A preliminary title report is no more than an offer to issue a title insurance policy based on the contents of the prelim. [Calif. Insurance Code §12340.11]

Use of the prelim

A preliminary title report typically discloses the current vesting, as well as the general and special taxes, assessments and bonds, covenants, conditions, and restrictions (CC&Rs), easements, rights of way, encumbrances, liens and any interests of others which may be reflected on the public record as affecting title.

The enforcement of many purchase agreements is conditioned on the buyer’s approval of the prelim. The buyer, his broker and escrow check the report for undisclosed defects and encumbrances on title.

A prudent broker handling a transaction for the buyer checks the prelim prior to closing for title conditions. The broker is looking for title conditions which might interfere with any intended change in the use of the property by the buyer. Interferences could be in the form of an unusual easement or use restriction which obstructs the buyer’s announced plans to make improvements.

Finally, escrow relies on the preliminary report to carry out its instructions to record the grant deeds, trust deeds, leaseholds or options which will be insured.

Typically, escrow instructions call for closing when the deed can be recorded and insured, subject only to specified taxes, CC&Rs, encumbrances, etc.

Ultimately, it is the escrow officer who, on review of the prelim, must advise the seller of the need to eliminate defects or encumbrances on title which interfere with closing as called for in the escrow instructions.

The prelim and a last-minute date-down of title conditions are used by escrow to reveal any title problems to be eliminated before closing – and, as instructed, to obtain title insurance for the documents being recorded.

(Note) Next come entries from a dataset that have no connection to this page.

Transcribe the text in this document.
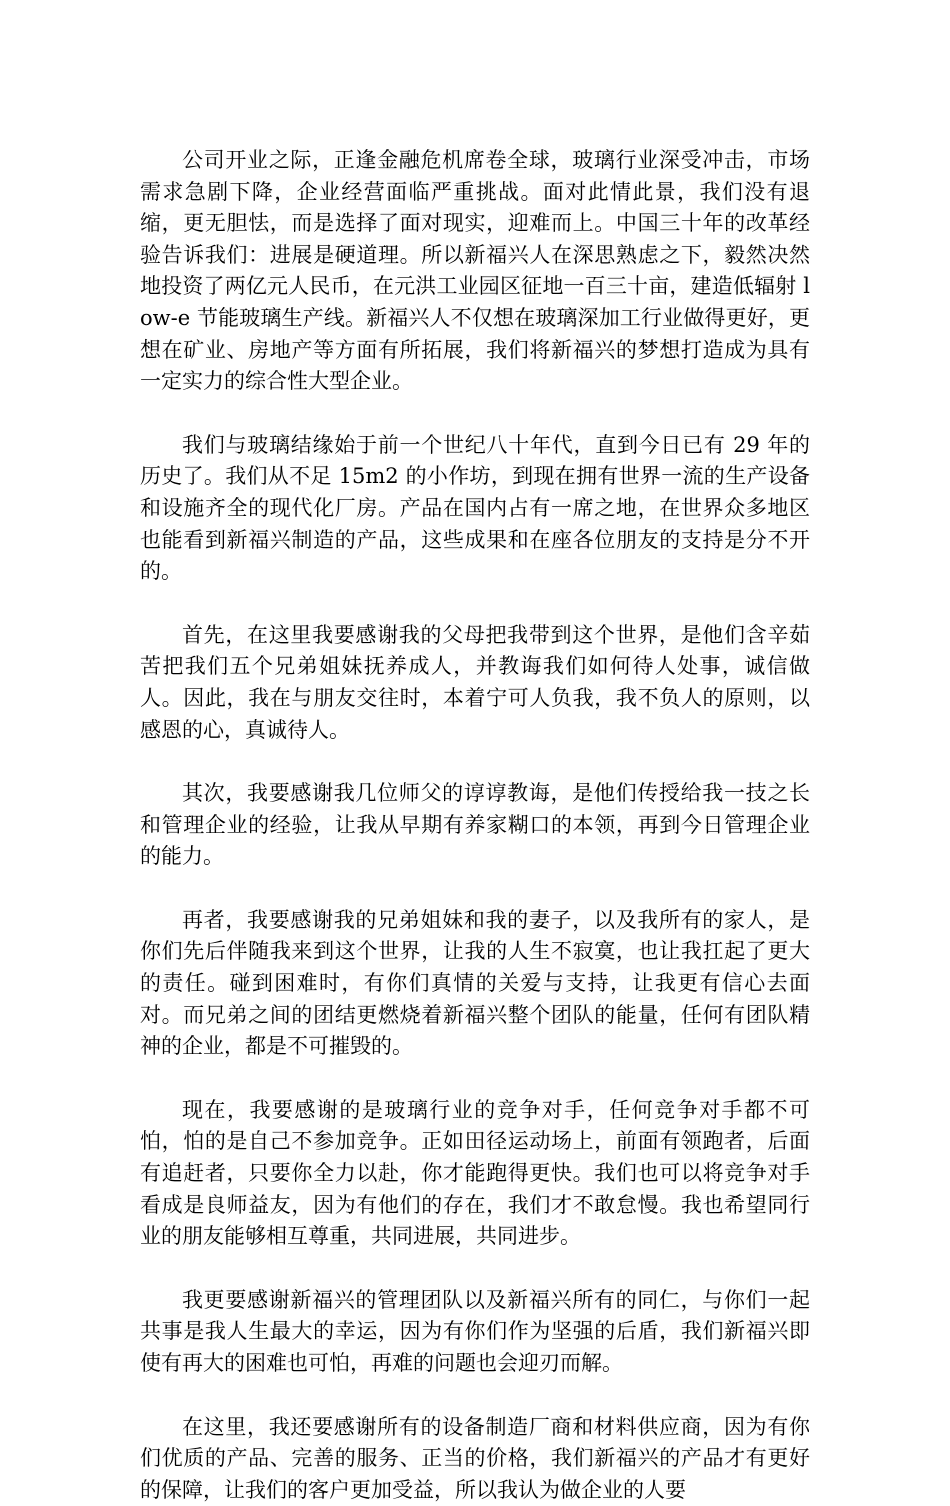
公司开业之际，正逢金融危机席卷全球，玻璃行业深受冲击，市场需求急剧下降，企业经营面临严重挑战。面对此情此景，我们没有退缩，更无胆怯，而是选择了面对现实，迎难而上。中国三十年的改革经验告诉我们：进展是硬道理。所以新福兴人在深思熟虑之下，毅然决然地投资了两亿元人民币，在元洪工业园区征地一百三十亩，建造低辐射 low-e 节能玻璃生产线。新福兴人不仅想在玻璃深加工行业做得更好，更想在矿业、房地产等方面有所拓展，我们将新福兴的梦想打造成为具有一定实力的综合性大型企业。

我们与玻璃结缘始于前一个世纪八十年代，直到今日已有 29 年的历史了。我们从不足 15m2 的小作坊，到现在拥有世界一流的生产设备和设施齐全的现代化厂房。产品在国内占有一席之地，在世界众多地区也能看到新福兴制造的产品，这些成果和在座各位朋友的支持是分不开的。

首先，在这里我要感谢我的父母把我带到这个世界，是他们含辛茹苦把我们五个兄弟姐妹抚养成人，并教诲我们如何待人处事，诚信做人。因此，我在与朋友交往时，本着宁可人负我，我不负人的原则，以感恩的心，真诚待人。

其次，我要感谢我几位师父的谆谆教诲，是他们传授给我一技之长和管理企业的经验，让我从早期有养家糊口的本领，再到今日管理企业的能力。

再者，我要感谢我的兄弟姐妹和我的妻子，以及我所有的家人，是你们先后伴随我来到这个世界，让我的人生不寂寞，也让我扛起了更大的责任。碰到困难时，有你们真情的关爱与支持，让我更有信心去面对。而兄弟之间的团结更燃烧着新福兴整个团队的能量，任何有团队精神的企业，都是不可摧毁的。

现在，我要感谢的是玻璃行业的竞争对手，任何竞争对手都不可怕，怕的是自己不参加竞争。正如田径运动场上，前面有领跑者，后面有追赶者，只要你全力以赴，你才能跑得更快。我们也可以将竞争对手看成是良师益友，因为有他们的存在，我们才不敢怠慢。我也希望同行业的朋友能够相互尊重，共同进展，共同进步。

我更要感谢新福兴的管理团队以及新福兴所有的同仁，与你们一起共事是我人生最大的幸运，因为有你们作为坚强的后盾，我们新福兴即使有再大的困难也可怕，再难的问题也会迎刃而解。

在这里，我还要感谢所有的设备制造厂商和材料供应商，因为有你们优质的产品、完善的服务、正当的价格，我们新福兴的产品才有更好的保障，让我们的客户更加受益，所以我认为做企业的人要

Should the date-down of the prelim reveal defects or liens not reported in the prelim, either by error or by later recording, the title company can withdraw its offer under the prelim and issue a new prelim – and a different offer to issue a policy.

Title companies have long been aware of the public’s reliance on the prelim. This reliance was consistently reinforced by the California courts, which held title companies liable for erroneous reports, until legislation induced by the title insurance industry was enacted in 1981 to eliminate liability for faulty preliminary title reports.

Abstract of title

Prelims were once compared to abstracts of title. An abstract of title is a written statement intended to be relied on by those who order them as an accurate representation of title to the property being acquired, encumbered or leased. [Ins C §12340.10]

An abstract of title issued by a title company is a statement of facts collected from the public records, not an insurance policy with a limit on liability set by the policy.

In an effort to shield title companies from an abstractor’s liability on the issuance of a defectively prepared prelim, the legislature in 1981 redefined the prelim as being neither an abstract of title nor a representation of the condition of title. [Ins C §12340.11]

The prelim is now statutorily defined as a report furnished in connection with an application for title insurance. [Ins C §12340.11]

The prelim is now simply an offer by a title company to issue title insurance, and a statement of terms on which the title company preparing the policy is willing to issue a policy – subject to a last minute change.